Bio (92 words)
Chris Meyns is a researcher working in philosophy and history of science. They write, speak at places worldwide, and teach at both undergraduate and graduate level in various programmes. They regularly organize workshops and run projects to further open exchange. They previously worked at the University of Cambridge, and received their PhD in philosophy from University College, London. They have held visiting positions at the Center for Philosophy of Science at the University of Pittsburgh, at the University of Toronto, LMU Munich and Yale University. They are based in Amsterdam, NL.
In my research I focus on philosophy and history of science in Europe, roughly between the years 1600 to 1800. I have written on imagination, philosophy of action, and the history of probability. More particularly, I am interested in developing theories of perception and the history of data sharing in early scientific networks during this period.
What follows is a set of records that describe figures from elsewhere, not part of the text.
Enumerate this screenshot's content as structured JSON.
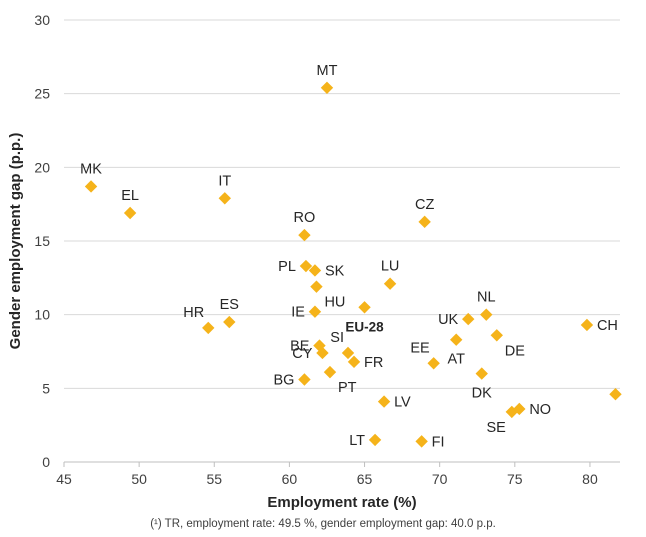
{
  "chart_data": {
    "type": "scatter",
    "xlabel": "Employment rate (%)",
    "ylabel": "Gender employment gap (p.p.)",
    "xlim": [
      45,
      82
    ],
    "ylim": [
      0,
      30
    ],
    "xticks": [
      45,
      50,
      55,
      60,
      65,
      70,
      75,
      80
    ],
    "yticks": [
      0,
      5,
      10,
      15,
      20,
      25,
      30
    ],
    "grid": "horizontal",
    "marker": "diamond",
    "marker_color": "#F5B31A",
    "grid_color": "#D9D9D9",
    "points": [
      {
        "label": "MT",
        "x": 62.5,
        "y": 25.4,
        "label_pos": "above"
      },
      {
        "label": "MK",
        "x": 46.8,
        "y": 18.7,
        "label_pos": "above"
      },
      {
        "label": "EL",
        "x": 49.4,
        "y": 16.9,
        "label_pos": "above"
      },
      {
        "label": "IT",
        "x": 55.7,
        "y": 17.9,
        "label_pos": "above"
      },
      {
        "label": "CZ",
        "x": 69.0,
        "y": 16.3,
        "label_pos": "above"
      },
      {
        "label": "RO",
        "x": 61.0,
        "y": 15.4,
        "label_pos": "above"
      },
      {
        "label": "PL",
        "x": 61.1,
        "y": 13.3,
        "label_pos": "left"
      },
      {
        "label": "SK",
        "x": 61.7,
        "y": 13.0,
        "label_pos": "right"
      },
      {
        "label": "LU",
        "x": 66.7,
        "y": 12.1,
        "label_pos": "above"
      },
      {
        "label": "HU",
        "x": 61.8,
        "y": 11.9,
        "label_pos": "below-right"
      },
      {
        "label": "HR",
        "x": 54.6,
        "y": 9.1,
        "label_pos": "above-left"
      },
      {
        "label": "ES",
        "x": 56.0,
        "y": 9.5,
        "label_pos": "above"
      },
      {
        "label": "IE",
        "x": 61.7,
        "y": 10.2,
        "label_pos": "left"
      },
      {
        "label": "EU-28",
        "x": 65.0,
        "y": 10.5,
        "label_pos": "below",
        "bold": true
      },
      {
        "label": "UK",
        "x": 71.9,
        "y": 9.7,
        "label_pos": "left"
      },
      {
        "label": "NL",
        "x": 73.1,
        "y": 10.0,
        "label_pos": "above"
      },
      {
        "label": "CH",
        "x": 79.8,
        "y": 9.3,
        "label_pos": "right"
      },
      {
        "label": "BE",
        "x": 62.0,
        "y": 7.9,
        "label_pos": "left"
      },
      {
        "label": "SI",
        "x": 63.9,
        "y": 7.4,
        "label_pos": "above-left"
      },
      {
        "label": "CY",
        "x": 62.2,
        "y": 7.4,
        "label_pos": "left"
      },
      {
        "label": "FR",
        "x": 64.3,
        "y": 6.8,
        "label_pos": "right"
      },
      {
        "label": "PT",
        "x": 62.7,
        "y": 6.1,
        "label_pos": "below-right"
      },
      {
        "label": "BG",
        "x": 61.0,
        "y": 5.6,
        "label_pos": "left"
      },
      {
        "label": "EE",
        "x": 69.6,
        "y": 6.7,
        "label_pos": "above-left"
      },
      {
        "label": "AT",
        "x": 71.1,
        "y": 8.3,
        "label_pos": "below"
      },
      {
        "label": "DE",
        "x": 73.8,
        "y": 8.6,
        "label_pos": "below-right"
      },
      {
        "label": "DK",
        "x": 72.8,
        "y": 6.0,
        "label_pos": "below"
      },
      {
        "label": "LV",
        "x": 66.3,
        "y": 4.1,
        "label_pos": "right"
      },
      {
        "label": "SE",
        "x": 74.8,
        "y": 3.4,
        "label_pos": "below-left"
      },
      {
        "label": "NO",
        "x": 75.3,
        "y": 3.6,
        "label_pos": "right"
      },
      {
        "label": "LT",
        "x": 65.7,
        "y": 1.5,
        "label_pos": "left"
      },
      {
        "label": "FI",
        "x": 68.8,
        "y": 1.4,
        "label_pos": "right"
      },
      {
        "label": "",
        "x": 81.7,
        "y": 4.6
      }
    ],
    "footnote": "(¹) TR, employment rate: 49.5 %, gender employment gap: 40.0 p.p."
  }
}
What is it for someone to perceive something? During the seventeenth- and eighteenth centuries, theories of perception — part of the history of psychology and metaphysics — came to be under immense pressure. Perception constitutes the fundamental link between individual and the world, or how individuals can interact with what is around them. What explains how perception works? My recent work has especially engaged with the contributions of two figures in this field: Margaret Cavendish (1623–1673) and Anton Wilhelm Amo (ca. 1703–ca. 1750). While working at different points in time, and coming from radically divergent angles, both authors emphasize how in perception the perceiver is never a passive, but instead necessarily makes a crucial, active contribution. More strongly, they both think perceivers to a large extent themselves responsible for their own perceptual acts. Hence, Cavendish and Amo are crucial figures who think about the place of agency in perception, and I’d like to help us better understand their work.
The seventeenth- and eighteenth centuries saw an explosion in various forms of information exchange: from scientific correspondences to the rise of journal publications (both the Philosophical Transactions of the Royal Society and the Journal des Sçavans were founded in 1655). I am investigating both the patterns within these emerging forms of sharing information, and the ideas (sometimes ideals) behind them. What I find especially interesting here is how, at a time of rising concerns about and insistence on notions such as ‘copyright’ or ‘intellectual property’, authors in these scientific circles insist on sharing their findings, distributing data and keeping ideas flowing; in short, on keeping nascent science open. I am fascinated to see how these ideas at the roots of modern science can mean for concerns about open access publishing in today.